As he had memorized the every plain of her face. The every detail of her features. The every corner and shape of her frame. Her every shade and flush of color. Her skin, silky of cream. Her lips, rosy of a pink. Her eyes. He could never forget the tint of blue that painted their irises. Bluer than the ocean itself, and miles more endless than the deepest of chasms. It was as if they held the very sky within them.
He saw her now.
Not for the mask she wore. But for what he saw beyond the veil she hid behind.
By his feet, he was carried out to the center of the dance floor and came to stand in the midst of an ocean composed of people. They shoved and prodded against him, rushing and washing over him in the waves of a greater hurricane. But he did not sink. Nor did he sputter or gasp for air under the suffocation of the currents. For she was all that kept him afloat.
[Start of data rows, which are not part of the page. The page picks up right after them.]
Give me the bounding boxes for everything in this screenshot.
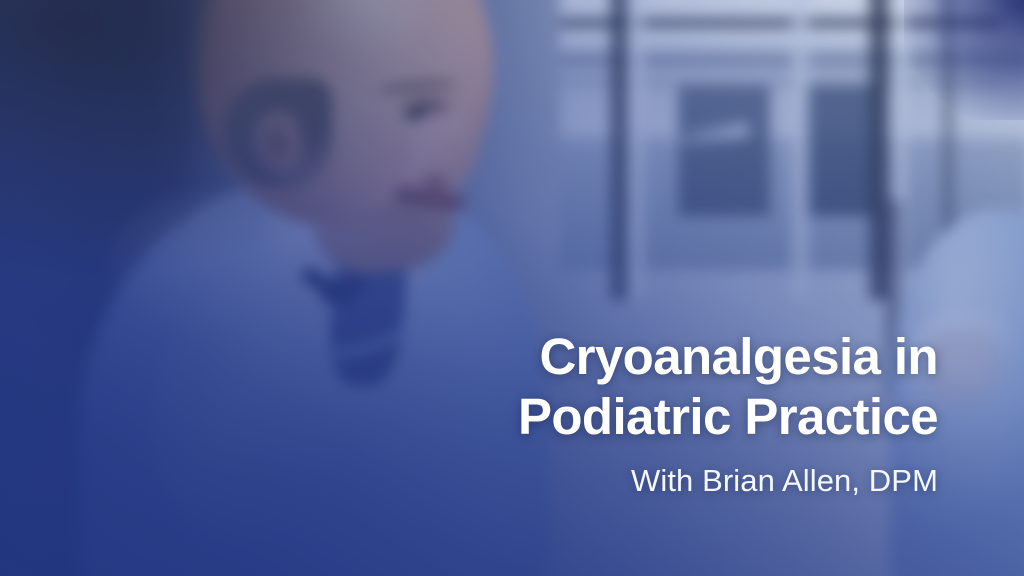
title-line-1: Cryoanalgesia in <box>298 327 938 387</box>
video-title-card: Cryoanalgesia in Podiatric Practice With… <box>0 0 1024 576</box>
presenter-subtitle: With Brian Allen, DPM <box>298 461 938 501</box>
top-right-tint-overlay <box>904 0 1024 120</box>
title-text-block: Cryoanalgesia in Podiatric Practice With… <box>298 327 938 501</box>
title-line-2: Podiatric Practice <box>298 387 938 447</box>
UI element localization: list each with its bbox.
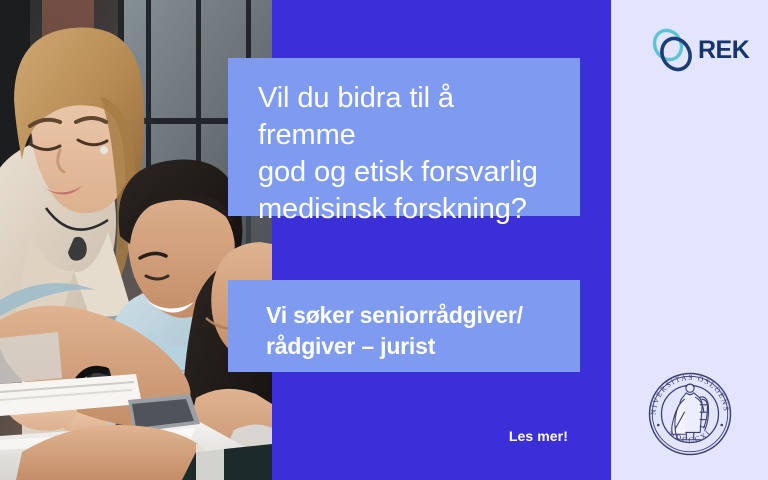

He did not know what reply he would receive when he extended his arm into the space between them, his hand searching for hers through the ripples. But he felt a rapturous wave of joy leak over him when her hand found his through the water. Her palm slid and fit into his perfectly, her fingers lacing with his one at a time, as if they were the two pieces to the puzzle whose only place they fit was together. As one.
He gently drew her into him. She felt all ten of his fingers, cold as ice like the hands of a ghost, slither up her spine and come to rest on her lower-back. She allowed the breath she hadn't realized she was holding to leak from her lips flushed of a rosy pink as her hand snaked along his arm, slowly wriggling its way to his shoulder. His grip tightened slightly around her waist, as he did not wish to allow her to slip through his fingers again.
The couple was then swept away by the current, leaking through the ripples like a pair of phantoms in the night. Transparent and intangible. Their feet soon fell into tune with one another. Soon sank into the rhythm of the music that played all around them and cast its spell of a hazy trance upon them. And one by one, the two specters watched their surroundings dissolve and melt into on another when the inky ran and bled into smudges of splotches, leaving only the painting of Jack Frost and Princess Elsa.
He needed not to unveil her face of the mask she wore. Not because he knew or even remembered who lay beneath, but because he had within his orbs of an icy blue the vision to see beyond the veil.
And it was then that the spirit of winter realized that perhaps masks were not worn to conceal what lay beneath the surface. But rather, to discover who was bold enough to search beyond.